You should be able to parse what the first command (find) is doing based on the previous section; but in brief, it searches for all fits files within the directory named 20170328_29 and then runs each files through a program called fitsheader. This program extracts and prints the header. We then pipe (|) the output to grep. Therefore, the stream grep will be searching is a stream of fits headers.
We will now break down the grep block
- grep : invoke the grep program
- -e : define a pattern to be matched. This is only needed if you want to define multiple patterns to be matched with an OR between them. i.e. one or both of the patterns following e must be matched
- “fits” match lines which contain fits
- “OBJECT = ‘ThAr’ : match lines which contain this exactly.
This will then print out a line for every object with the path, and, if that object is a ThAr lamp will also print out a line saying that. There are ways, using some other utilities such as awk and sed that this can be cleaned up, but for now this we can work with this.
Another use case which I find grep very helpful in is when I am trying to search a code base for some variable. For example if I have code in a directory src and I want to find all files which contain the variable SUMASS I can use the following grep command
$ grep -rn "SUMASS"
The flags here will:
- r : recursively search the current directory
- n : print out line numbers in addition to match
This will print out the name of the file, and the line in that file where this variable shows up for every file where it does. This can be incredibly helpful when debugging, especially when debugging someone else’s code.
The final use case of grep I want to bring up is in searching your history for an old command. On most UNIX like systems there is a command “history” which will print out the last n commands you have issued (n is configurable but is usually quite high). Lets say you know you had to run some command called mikedb for a reduction pipeline in the past but you don’t remember exactly what the arguments were, or what command you had to run just before or after it
$ history | grep -B4 -A4 mikedb
This will show the 4 lines before, the 4 lines after, and the line containing every recorded use of mikedb in your command history.
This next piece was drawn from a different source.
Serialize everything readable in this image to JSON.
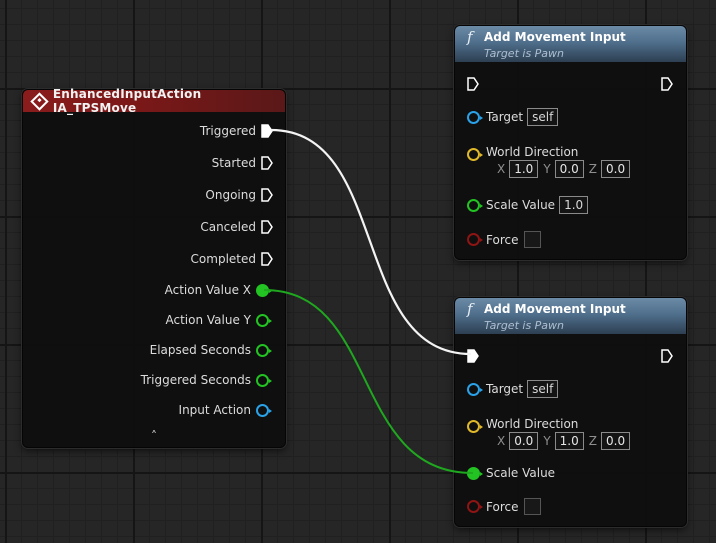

This is super-helpful in recreating old work.
Moving on
Both find and grep are far more powerful than I introduced here, and I would encourage you to use their man pages, and google around when you need to use them for more complex tasks; however, for the majority of what I use them for what is here should suffice. In the next entry in this series we will talk about stream editing using awk and sed and show some examples of how the use of awk and sed can make find and grep even more powerful.